Graphing Quadratic Equations
Quadratic equations can appear in two primary forms - the standard form and the vertex form. For graphing purposes, understanding either form is important. Primarily, we will focus on the standard form here. The standard form of a quadratic equation is given by: \[ ax^2 + bx + c \] Where:
- a determines the direction in which the parabola opens.
- b and c determine the position of the parabola on the graph.
Parabolas
Parabolas are the graphical representation of quadratic functions. Each quadratic function can be represented by a corresponding parabola. These curves are symmetrical, meaning they are mirror images along a vertical line called the axis of symmetry. The most important features of a parabola include its vertex, direction of opening, and intercepts.A parabola can open either up or down:
- If it opens upward, the vertex is the minimum point.
- If it opens downward, the vertex is the maximum point.
Vertex Form of a Quadratic Function
The vertex form of a quadratic function is very useful for graphing because it directly reveals the vertex of the parabola, making it easier to plot.
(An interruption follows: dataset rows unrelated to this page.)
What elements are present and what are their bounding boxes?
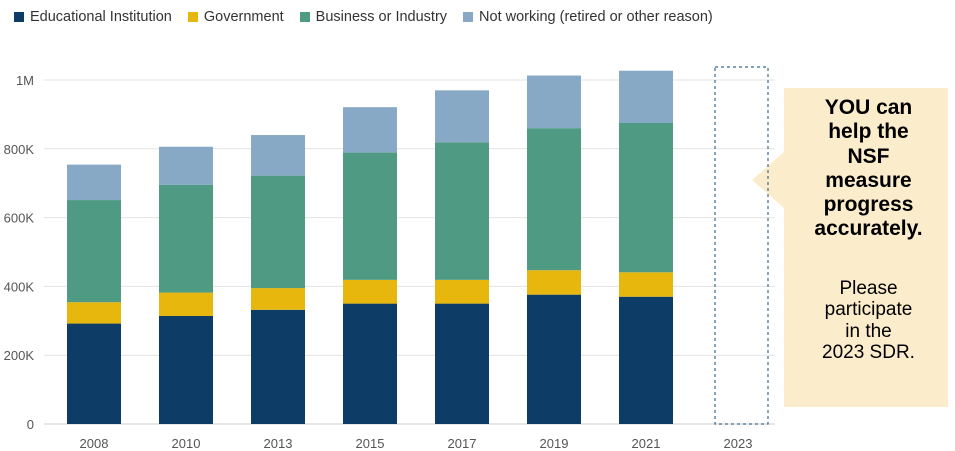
legend-item: Government xyxy=(187,9,284,25)
legend-label: Government xyxy=(203,9,284,25)
bar-segment xyxy=(343,279,397,304)
x-tick-label: 2017 xyxy=(448,436,477,451)
callout-body: Please participate in the 2023 SDR. xyxy=(790,278,947,364)
y-tick-label: 600K xyxy=(4,211,35,226)
y-tick-label: 800K xyxy=(4,142,35,157)
callout-text: YOU can help the NSF measure progress ac… xyxy=(790,96,947,364)
bar-segment xyxy=(67,200,121,303)
bar-segment xyxy=(251,175,305,289)
callout-headline-line: YOU can xyxy=(824,96,913,119)
bar-segment xyxy=(435,303,489,424)
legend-item: Business or Industry xyxy=(299,9,448,25)
x-tick-label: 2008 xyxy=(80,436,109,451)
bar-segment xyxy=(619,123,673,273)
bar-segment xyxy=(343,152,397,280)
bar-segment xyxy=(67,323,121,424)
x-tick-label: 2021 xyxy=(632,436,661,451)
bar-segment xyxy=(251,135,305,176)
bar-segment xyxy=(343,303,397,424)
bar-segment xyxy=(527,294,581,424)
x-tick-label: 2010 xyxy=(172,436,201,451)
y-tick-label: 400K xyxy=(4,279,35,294)
placeholder-bar-outline xyxy=(714,66,769,425)
callout-body-line: in the xyxy=(845,320,892,342)
y-tick-label: 200K xyxy=(4,348,35,363)
legend-label: Business or Industry xyxy=(315,9,448,25)
bar-segment xyxy=(527,128,581,271)
bar-segment xyxy=(435,279,489,304)
bar-segment xyxy=(159,292,213,316)
legend-swatch xyxy=(14,12,24,22)
callout-body-line: Please xyxy=(839,277,898,299)
bar-segment xyxy=(159,315,213,424)
legend-item: Educational Institution xyxy=(14,9,172,25)
bar-segment xyxy=(435,90,489,143)
bar-segment xyxy=(159,184,213,293)
bar-segment xyxy=(251,309,305,424)
bar-segment xyxy=(619,70,673,123)
legend-swatch xyxy=(299,12,310,22)
chart-legend: Educational Institution Government Busines… xyxy=(14,9,713,25)
callout-body-line: participate xyxy=(824,299,913,321)
callout-headline-line: NSF xyxy=(847,144,890,168)
legend-swatch xyxy=(187,12,198,22)
legend-swatch xyxy=(463,12,474,22)
bar-segment xyxy=(67,302,121,324)
x-tick-label: 2023 xyxy=(724,436,753,451)
callout-headline-line: accurately. xyxy=(814,217,923,241)
x-tick-label: 2015 xyxy=(356,436,385,451)
callout-body-line: 2023 SDR. xyxy=(822,342,915,364)
y-tick-label: 1M xyxy=(16,73,34,88)
bar-segment xyxy=(619,296,673,424)
bar-segment xyxy=(343,107,397,153)
bar-segment xyxy=(527,270,581,295)
x-tick-label: 2013 xyxy=(264,436,293,451)
bar-segment xyxy=(527,75,581,129)
x-tick-label: 2019 xyxy=(540,436,569,451)
callout-headline: YOU can help the NSF measure progress ac… xyxy=(790,96,947,242)
bar-segment xyxy=(251,288,305,310)
bar-segment xyxy=(435,142,489,280)
y-tick-label: 0 xyxy=(27,417,34,432)
legend-label: Educational Institution xyxy=(30,9,172,25)
legend-item: Not working (retired or other reason) xyxy=(463,9,713,25)
callout-bubble xyxy=(752,88,948,407)
callout-headline-line: progress xyxy=(823,193,914,217)
bar-segment xyxy=(67,164,121,201)
bar-segment xyxy=(159,146,213,185)
callout-headline-line: measure xyxy=(825,168,912,192)
callout-headline-line: help the xyxy=(828,120,909,144)
bar-segment xyxy=(619,272,673,297)
legend-label: Not working (retired or other reason) xyxy=(479,9,713,25)
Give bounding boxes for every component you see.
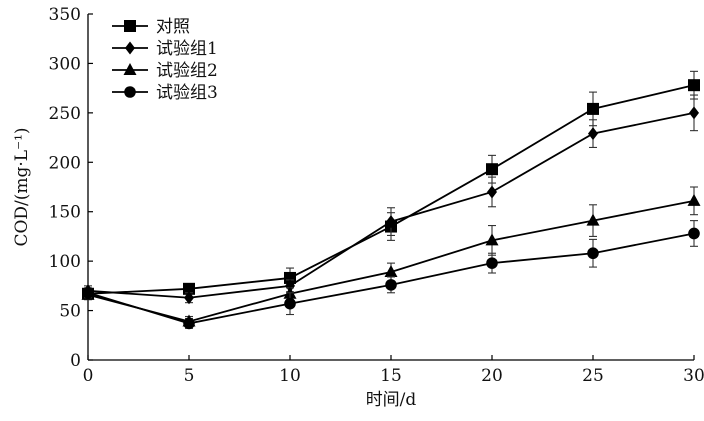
y-tick-label: 150 xyxy=(49,203,81,223)
data-point xyxy=(384,265,398,278)
y-axis-title: COD/(mg·L⁻¹) xyxy=(12,127,32,246)
y-tick-label: 300 xyxy=(49,54,81,74)
y-tick-label: 250 xyxy=(49,104,81,124)
series-4 xyxy=(82,220,700,330)
data-point xyxy=(284,297,296,310)
data-point xyxy=(82,286,94,299)
x-tick-label: 30 xyxy=(683,366,704,386)
legend-label: 对照 xyxy=(156,17,190,37)
series-line xyxy=(87,84,695,295)
legend-label: 试验组1 xyxy=(156,39,218,59)
data-point xyxy=(487,185,497,199)
legend-marker xyxy=(123,63,137,75)
data-point xyxy=(587,247,599,260)
data-point xyxy=(485,233,499,246)
x-tick-label: 25 xyxy=(582,366,604,386)
legend-marker xyxy=(124,20,136,32)
data-point xyxy=(688,227,700,240)
x-tick-label: 20 xyxy=(481,366,503,386)
data-point xyxy=(183,317,195,330)
legend-marker xyxy=(125,41,135,55)
data-point xyxy=(687,193,701,206)
legend-label: 试验组3 xyxy=(156,83,218,103)
x-axis-title: 时间/d xyxy=(366,390,417,410)
y-tick-label: 100 xyxy=(49,252,81,272)
legend-label: 试验组2 xyxy=(156,61,218,81)
data-point xyxy=(285,279,295,293)
data-point xyxy=(688,79,700,92)
legend-marker xyxy=(124,86,136,98)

It is written as: \[ y = a(x - h)^2 + k \] This expresses the quadratic function in relation to its vertex point, \((h, k)\).
- h and k are the x and y coordinates of the vertex, respectively.
- a still indicates the direction of the parabola's opening and its "vertical stretch" indicating steepness.
x and y Intercepts
Understanding x and y intercepts of a quadratic function is crucial for graphing and analyzing its behavior. These intercepts occur when the parabola crosses the x-axis and y-axis.**Finding the x-intercepts:**
- Set the quadratic function equal to zero and solve for x.
- The solutions, if real, are the points where the parabola crosses the x-axis.
- Substitute x = 0 into the quadratic equation.
- The result is the y-value where the parabola crosses the y-axis.